Twenty-five young African leaders are taking part in an energy-themed institute at UC Davis starting Monday.
The group will spend six weeks at the school through the Mandela Washington Fellowship for Young African Leaders.
The fellows range in age from 25 to 35 and come from Ghana, Kenya, Ethiopia, Uganda and 16 other African nations.
UC Davis Professor Kate Scow calls the group "super impressive" and says they'll learn how to better tackle energy challenges back home.
"The ultimate goal is for the fellows to combine their own personal expertise and experiences with the new knowledge that they're going to get by being here - of U.S. approaches - and to identify creative ideas for solving challenges that they face in their own communities," says Scow.
Scow, with the UC Davis Department of Land Air and Water Resources, says the fellows are already "movers and shakers" who are creating change in their home countries, such as setting up solar kiosks for off-grid villages and providing solar-powered cold storage to small farmers.
In addition to their academic work, Scow says the fellows will have hands-on activities, including performing campus energy audits and planting trees.
Fatima Ademoh of Nigeria (above) and the other fellows are from sub-Saharan Africa, where, according to U.S. Agency for International Development, two out of three people lack access to electricity. UC Davis / Courtesy
Scow is also director of the Russell Ranch Agriculture Sustainability Institute at UC Davis, and has worked on projects in sub-Saharan Africa. She says the institute will draw on guest lecturers as well as the expertise of faculty from a broad range of disciplines and nearly 20 UC Davis institutes and research centers.

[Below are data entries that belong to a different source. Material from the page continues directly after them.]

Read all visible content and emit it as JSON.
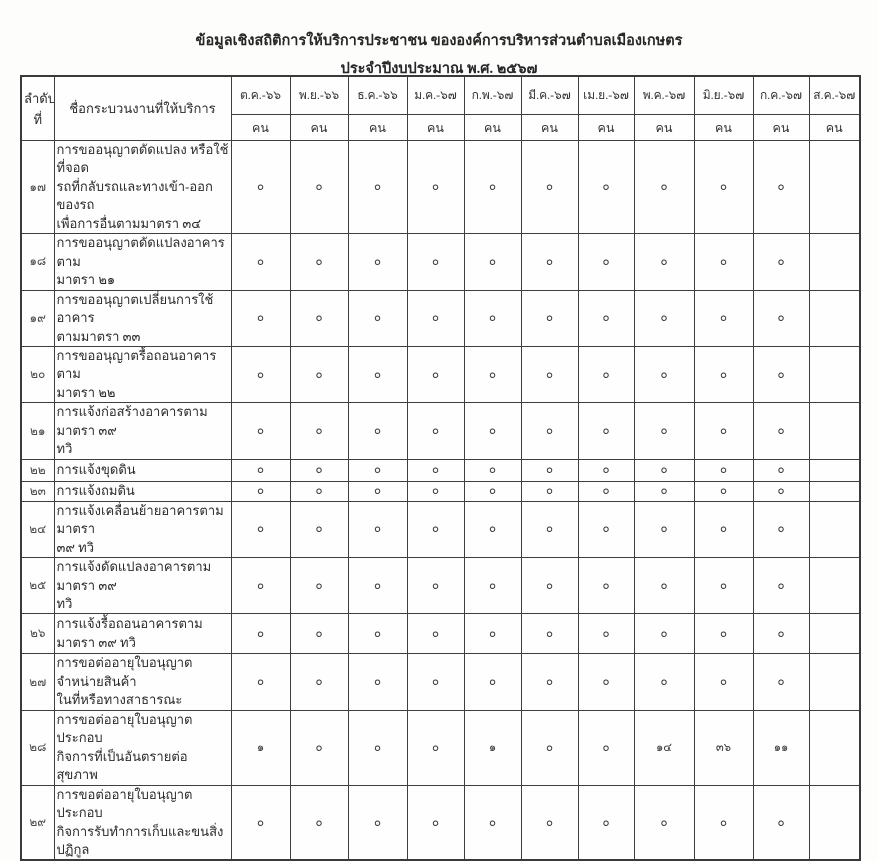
{
  "document": {
    "title_line1": "ข้อมูลเชิงสถิติการให้บริการประชาชน ขององค์การบริหารส่วนตำบลเมืองเกษตร",
    "title_line2": "ประจำปีงบประมาณ พ.ศ. ๒๕๖๗"
  },
  "table": {
    "headers": {
      "order": "ลำดับที่",
      "process": "ชื่อกระบวนงานที่ให้บริการ",
      "unit": "คน",
      "months": [
        "ต.ค.-๖๖",
        "พ.ย.-๖๖",
        "ธ.ค.-๖๖",
        "ม.ค.-๖๗",
        "ก.พ.-๖๗",
        "มี.ค.-๖๗",
        "เม.ย.-๖๗",
        "พ.ค.-๖๗",
        "มิ.ย.-๖๗",
        "ก.ค.-๖๗",
        "ส.ค.-๖๗"
      ]
    },
    "rows": [
      {
        "no": "๑๗",
        "name": "การขออนุญาตดัดแปลง  หรือใช้ที่จอด\nรถที่กลับรถและทางเข้า-ออกของรถ\nเพื่อการอื่นตามมาตรา ๓๔",
        "values": [
          "๐",
          "๐",
          "๐",
          "๐",
          "๐",
          "๐",
          "๐",
          "๐",
          "๐",
          "๐",
          ""
        ]
      },
      {
        "no": "๑๘",
        "name": "การขออนุญาตดัดแปลงอาคาร ตาม\nมาตรา ๒๑",
        "values": [
          "๐",
          "๐",
          "๐",
          "๐",
          "๐",
          "๐",
          "๐",
          "๐",
          "๐",
          "๐",
          ""
        ]
      },
      {
        "no": "๑๙",
        "name": "การขออนุญาตเปลี่ยนการใช้อาคาร\nตามมาตรา  ๓๓",
        "values": [
          "๐",
          "๐",
          "๐",
          "๐",
          "๐",
          "๐",
          "๐",
          "๐",
          "๐",
          "๐",
          ""
        ]
      },
      {
        "no": "๒๐",
        "name": "การขออนุญาตรื้อถอนอาคาร ตาม\nมาตรา ๒๒",
        "values": [
          "๐",
          "๐",
          "๐",
          "๐",
          "๐",
          "๐",
          "๐",
          "๐",
          "๐",
          "๐",
          ""
        ]
      },
      {
        "no": "๒๑",
        "name": "การแจ้งก่อสร้างอาคารตามมาตรา ๓๙\nทวิ",
        "values": [
          "๐",
          "๐",
          "๐",
          "๐",
          "๐",
          "๐",
          "๐",
          "๐",
          "๐",
          "๐",
          ""
        ]
      },
      {
        "no": "๒๒",
        "name": "การแจ้งขุดดิน",
        "values": [
          "๐",
          "๐",
          "๐",
          "๐",
          "๐",
          "๐",
          "๐",
          "๐",
          "๐",
          "๐",
          ""
        ]
      },
      {
        "no": "๒๓",
        "name": "การแจ้งถมดิน",
        "values": [
          "๐",
          "๐",
          "๐",
          "๐",
          "๐",
          "๐",
          "๐",
          "๐",
          "๐",
          "๐",
          ""
        ]
      },
      {
        "no": "๒๔",
        "name": "การแจ้งเคลื่อนย้ายอาคารตามมาตรา\n๓๙ ทวิ",
        "values": [
          "๐",
          "๐",
          "๐",
          "๐",
          "๐",
          "๐",
          "๐",
          "๐",
          "๐",
          "๐",
          ""
        ]
      },
      {
        "no": "๒๕",
        "name": "การแจ้งดัดแปลงอาคารตามมาตรา ๓๙\n ทวิ",
        "values": [
          "๐",
          "๐",
          "๐",
          "๐",
          "๐",
          "๐",
          "๐",
          "๐",
          "๐",
          "๐",
          ""
        ]
      },
      {
        "no": "๒๖",
        "name": "การแจ้งรื้อถอนอาคารตามมาตรา ๓๙ ทวิ",
        "values": [
          "๐",
          "๐",
          "๐",
          "๐",
          "๐",
          "๐",
          "๐",
          "๐",
          "๐",
          "๐",
          ""
        ]
      },
      {
        "no": "๒๗",
        "name": "การขอต่ออายุใบอนุญาตจำหน่ายสินค้า\nในที่หรือทางสาธารณะ",
        "values": [
          "๐",
          "๐",
          "๐",
          "๐",
          "๐",
          "๐",
          "๐",
          "๐",
          "๐",
          "๐",
          ""
        ]
      },
      {
        "no": "๒๘",
        "name": "การขอต่ออายุใบอนุญาตประกอบ\nกิจการที่เป็นอันตรายต่อสุขภาพ",
        "values": [
          "๑",
          "๐",
          "๐",
          "๐",
          "๑",
          "๐",
          "๐",
          "๑๔",
          "๓๖",
          "๑๑",
          ""
        ]
      },
      {
        "no": "๒๙",
        "name": "การขอต่ออายุใบอนุญาตประกอบ\nกิจการรับทำการเก็บและขนสิ่งปฏิกูล",
        "values": [
          "๐",
          "๐",
          "๐",
          "๐",
          "๐",
          "๐",
          "๐",
          "๐",
          "๐",
          "๐",
          ""
        ]
      }
    ]
  }
}
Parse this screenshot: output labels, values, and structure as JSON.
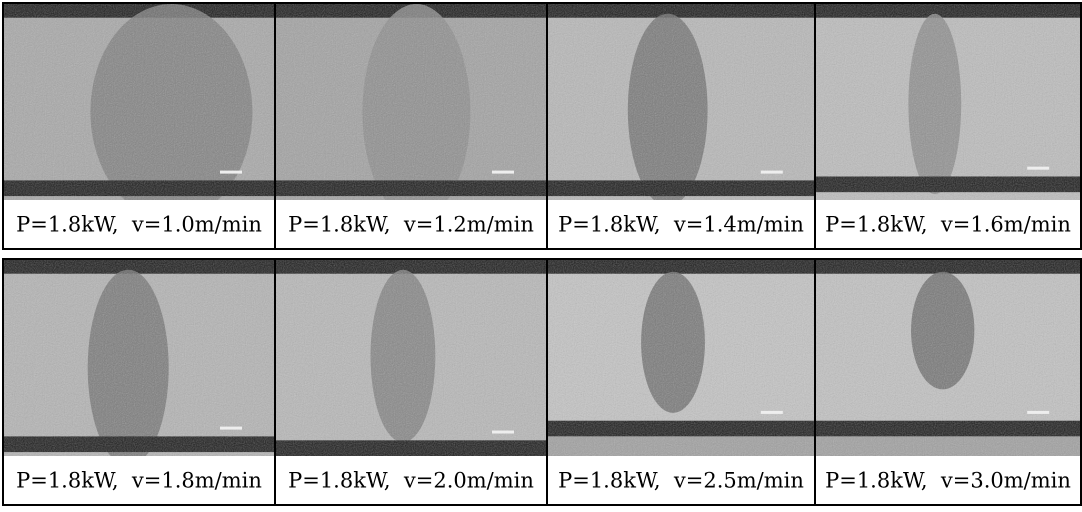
{
  "panels": [
    {
      "caption": "P=1.8kW,  v=1.0m/min"
    },
    {
      "caption": "P=1.8kW,  v=1.2m/min"
    },
    {
      "caption": "P=1.8kW,  v=1.4m/min"
    },
    {
      "caption": "P=1.8kW,  v=1.6m/min"
    },
    {
      "caption": "P=1.8kW,  v=1.8m/min"
    },
    {
      "caption": "P=1.8kW,  v=2.0m/min"
    },
    {
      "caption": "P=1.8kW,  v=2.5m/min"
    },
    {
      "caption": "P=1.8kW,  v=3.0m/min"
    }
  ]
}
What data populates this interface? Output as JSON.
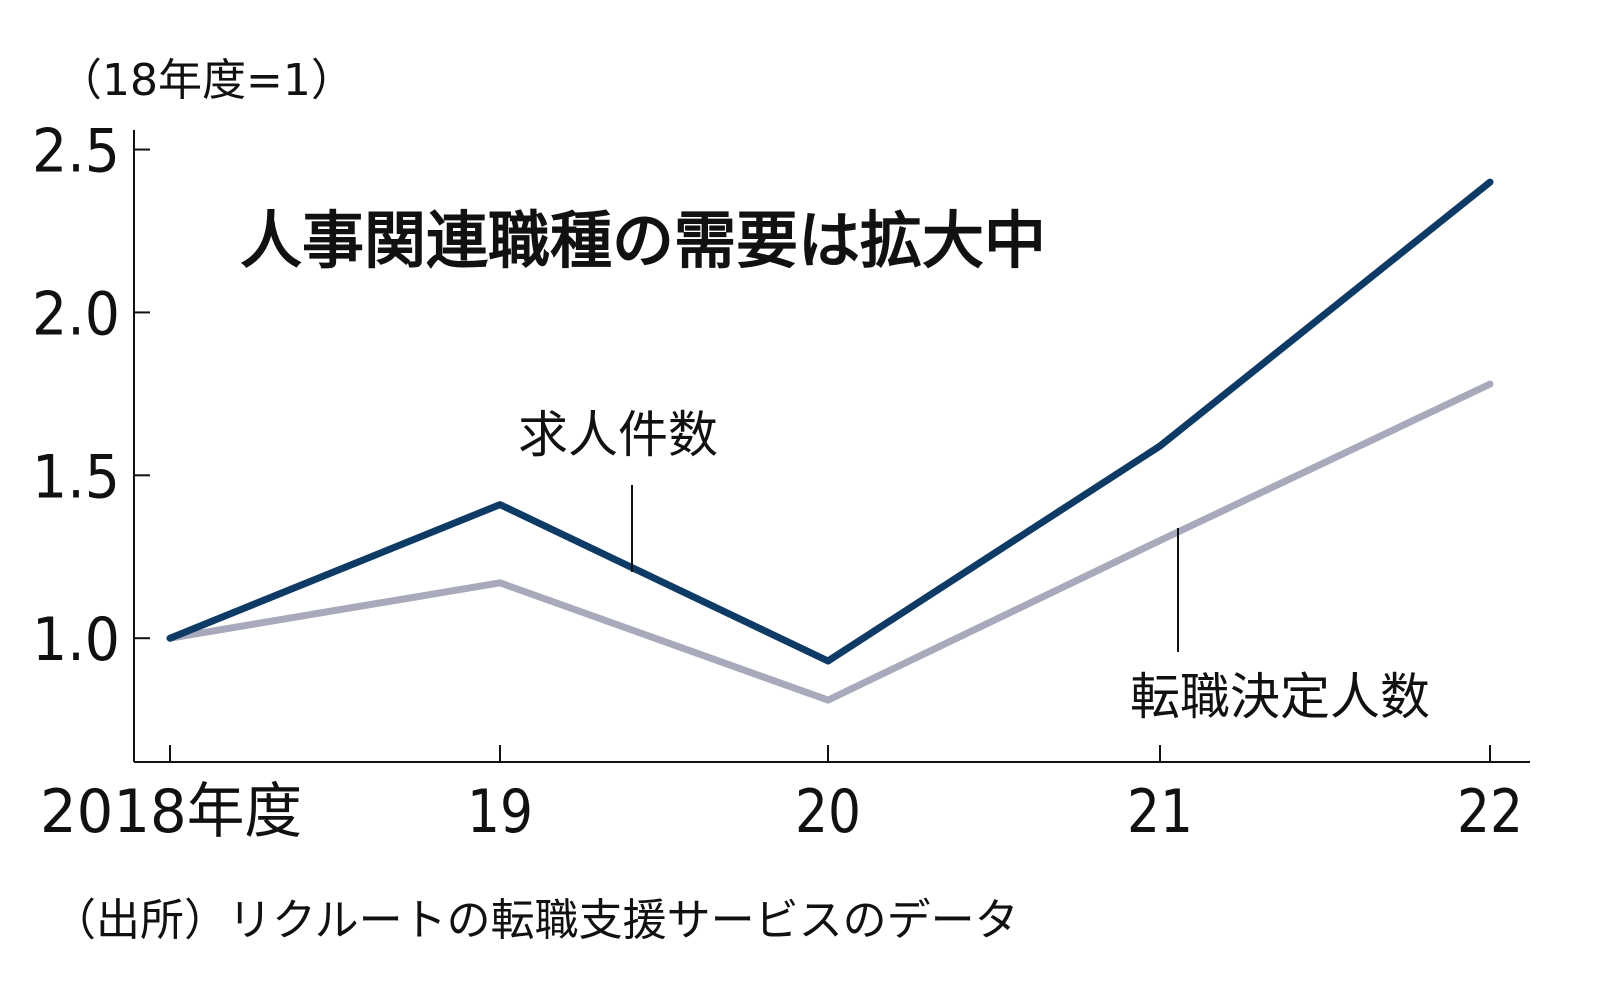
{
  "chart_data": {
    "type": "line",
    "title": "人事関連職種の需要は拡大中",
    "unit_label": "（18年度=1）",
    "source": "（出所）リクルートの転職支援サービスのデータ",
    "categories": [
      "2018年度",
      "19",
      "20",
      "21",
      "22"
    ],
    "ylim": [
      0.62,
      2.56
    ],
    "yticks": [
      "1.0",
      "1.5",
      "2.0",
      "2.5"
    ],
    "ytick_values": [
      1.0,
      1.5,
      2.0,
      2.5
    ],
    "grid": false,
    "series": [
      {
        "name": "求人件数",
        "color": "#0e3a66",
        "values": [
          1.0,
          1.41,
          0.93,
          1.59,
          2.4
        ]
      },
      {
        "name": "転職決定人数",
        "color": "#a8aabb",
        "values": [
          1.0,
          1.17,
          0.81,
          1.3,
          1.78
        ]
      }
    ]
  }
}
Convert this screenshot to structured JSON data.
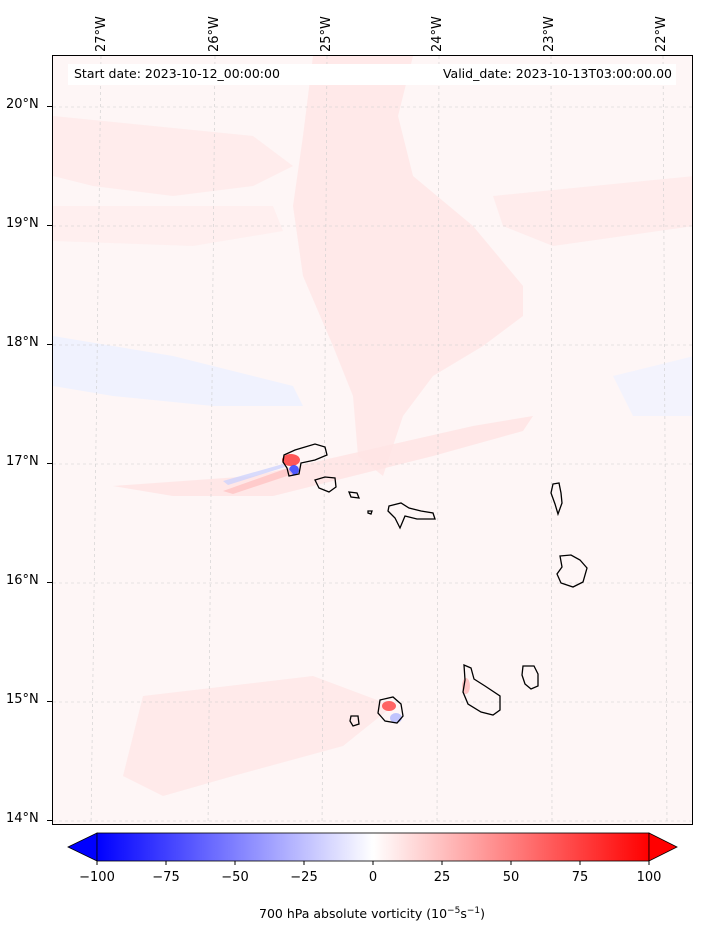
{
  "header": {
    "start_date": "Start date: 2023-10-12_00:00:00",
    "valid_date": "Valid_date: 2023-10-13T03:00:00.00"
  },
  "lat_labels": [
    "20°N",
    "19°N",
    "18°N",
    "17°N",
    "16°N",
    "15°N",
    "14°N"
  ],
  "lon_labels": [
    "27°W",
    "26°W",
    "25°W",
    "24°W",
    "23°W",
    "22°W"
  ],
  "colorbar": {
    "ticks": [
      "−100",
      "−75",
      "−50",
      "−25",
      "0",
      "25",
      "50",
      "75",
      "100"
    ],
    "title_main": "700 hPa absolute vorticity (10",
    "title_exp1": "−5",
    "title_mid": "s",
    "title_exp2": "−1",
    "title_end": ")",
    "min_color": "#0000ff",
    "mid_color": "#ffffff",
    "max_color": "#ff0000"
  },
  "map": {
    "background_color": "#fef6f6",
    "positive_tint": "#ffe8e8",
    "negative_tint": "#f0f3ff",
    "land_outline_color": "#000000",
    "gridline_color": "#cccccc"
  }
}
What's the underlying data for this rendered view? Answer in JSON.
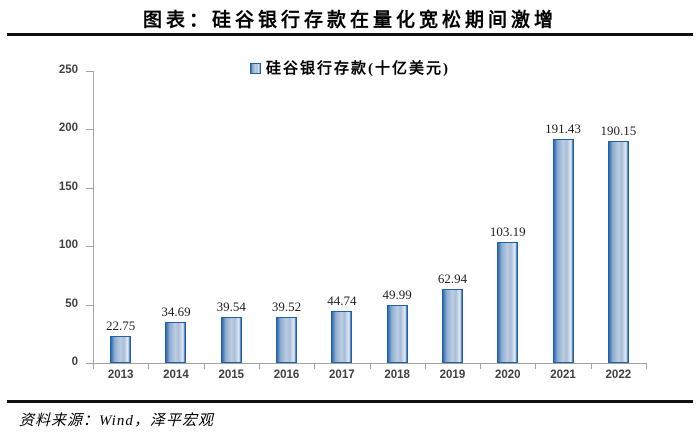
{
  "page": {
    "title": "图表：硅谷银行存款在量化宽松期间激增"
  },
  "legend": {
    "label": "硅谷银行存款(十亿美元)"
  },
  "footer": {
    "text": "资料来源：Wind，泽平宏观"
  },
  "colors": {
    "bar_edge": "#2a69b2",
    "bar_shade": "#8eadd0",
    "bar_light": "#bccde1",
    "bar_mid": "#a9bed7",
    "bar_highlight": "#e7edf5",
    "bar_border": "#2160a8",
    "axis": "#a3a3a3",
    "tick_label": "#404040",
    "value_label": "#1f1f1f",
    "rule": "#111111"
  },
  "chart_data": {
    "type": "bar",
    "title": "图表：硅谷银行存款在量化宽松期间激增",
    "legend": [
      "硅谷银行存款(十亿美元)"
    ],
    "legend_position": "top",
    "categories": [
      "2013",
      "2014",
      "2015",
      "2016",
      "2017",
      "2018",
      "2019",
      "2020",
      "2021",
      "2022"
    ],
    "values": [
      22.75,
      34.69,
      39.54,
      39.52,
      44.74,
      49.99,
      62.94,
      103.19,
      191.43,
      190.15
    ],
    "value_labels": [
      "22.75",
      "34.69",
      "39.54",
      "39.52",
      "44.74",
      "49.99",
      "62.94",
      "103.19",
      "191.43",
      "190.15"
    ],
    "xlabel": "",
    "ylabel": "",
    "ylim": [
      0,
      250
    ],
    "yticks": [
      0,
      50,
      100,
      150,
      200,
      250
    ],
    "grid": false,
    "source": "资料来源：Wind，泽平宏观"
  }
}
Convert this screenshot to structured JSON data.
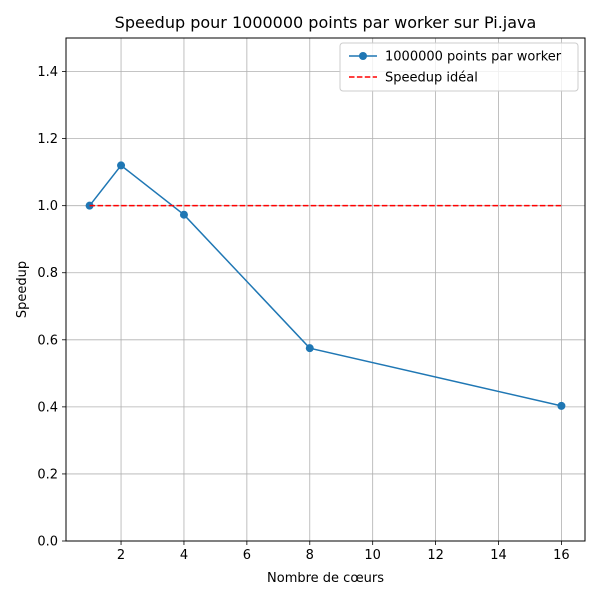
{
  "chart_data": {
    "type": "line",
    "title": "Speedup pour 1000000 points par worker sur Pi.java",
    "xlabel": "Nombre de cœurs",
    "ylabel": "Speedup",
    "xlim": [
      0.25,
      16.75
    ],
    "ylim": [
      0.0,
      1.5
    ],
    "xticks": [
      2,
      4,
      6,
      8,
      10,
      12,
      14,
      16
    ],
    "yticks": [
      0.0,
      0.2,
      0.4,
      0.6,
      0.8,
      1.0,
      1.2,
      1.4
    ],
    "grid": true,
    "legend_position": "top-right",
    "series": [
      {
        "name": "1000000 points par worker",
        "color": "#1f77b4",
        "style": "solid",
        "marker": "circle",
        "x": [
          1,
          2,
          4,
          8,
          16
        ],
        "y": [
          1.0,
          1.12,
          0.973,
          0.575,
          0.403
        ]
      },
      {
        "name": "Speedup idéal",
        "color": "#ff0000",
        "style": "dashed",
        "marker": "none",
        "x": [
          1,
          16
        ],
        "y": [
          1.0,
          1.0
        ]
      }
    ]
  }
}
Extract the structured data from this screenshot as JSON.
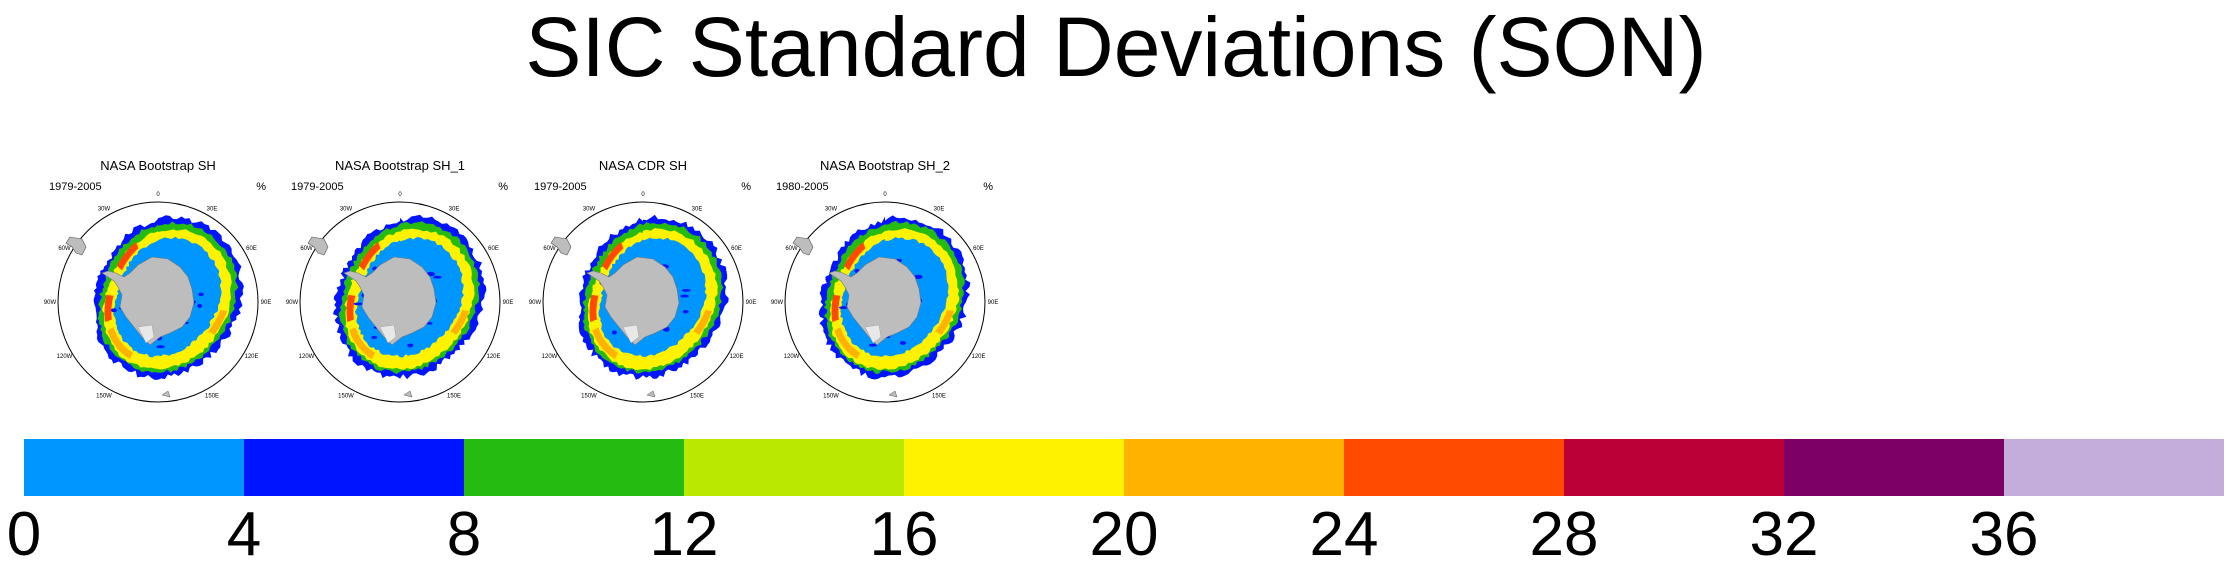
{
  "title": "SIC Standard Deviations (SON)",
  "unit": "%",
  "panels": [
    {
      "title": "NASA Bootstrap SH",
      "years": "1979-2005"
    },
    {
      "title": "NASA Bootstrap SH_1",
      "years": "1979-2005"
    },
    {
      "title": "NASA CDR SH",
      "years": "1979-2005"
    },
    {
      "title": "NASA Bootstrap SH_2",
      "years": "1980-2005"
    }
  ],
  "longitude_labels": [
    "0",
    "30E",
    "60E",
    "90E",
    "120E",
    "150E",
    "180",
    "150W",
    "120W",
    "90W",
    "60W",
    "30W"
  ],
  "colorbar": {
    "colors": [
      "#0096ff",
      "#0014ff",
      "#26bb10",
      "#bbe800",
      "#fff200",
      "#ffb300",
      "#ff4a00",
      "#ba0035",
      "#7d0066",
      "#c5addb"
    ],
    "ticks": [
      "0",
      "4",
      "8",
      "12",
      "16",
      "20",
      "24",
      "28",
      "32",
      "36"
    ]
  },
  "colors": {
    "land": "#bdbdbd",
    "ocean": "#ffffff"
  }
}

Ademoh says that growing up in Nigeria, she saw a lack of access to energy deny people clean water, quality education and health care.
"This bitter scenario of energy poverty I witnessed has engraved the interest in tackling energy poverty in my heart," Ademoh says.
A biodigester project under construction at Rije Village in Nigeria. When completed, the digester would bring electricity to an off-grid community. Kabir Onimisi Ademoh / Youth Agro Entrepreneurs
Ademoh hopes the institute will help her replicate a project, now under construction at
Rije Village, that will use bio-digesters to provide electricity to off-grid homes and businesses.
She and other fellows will see how an anaerobic digester works during their stay. The digester at UC Davis converts campus and community food and yard waste into clean energy.
One of the projects the Ajima Youth Empowerment Foundation promotes is Youth Agro Entrepreneurs. The youth training center and social enterprise incubator "teaches young individuals agricultural practices and business skills to help them set-up their own business or gain useful employment in agriculture," according to the Foundation.
The YAE offers low-to-free tuition for an 18-month intense agriculture training and education program that targets low income families. It is open to individuals between the ages of 18-39.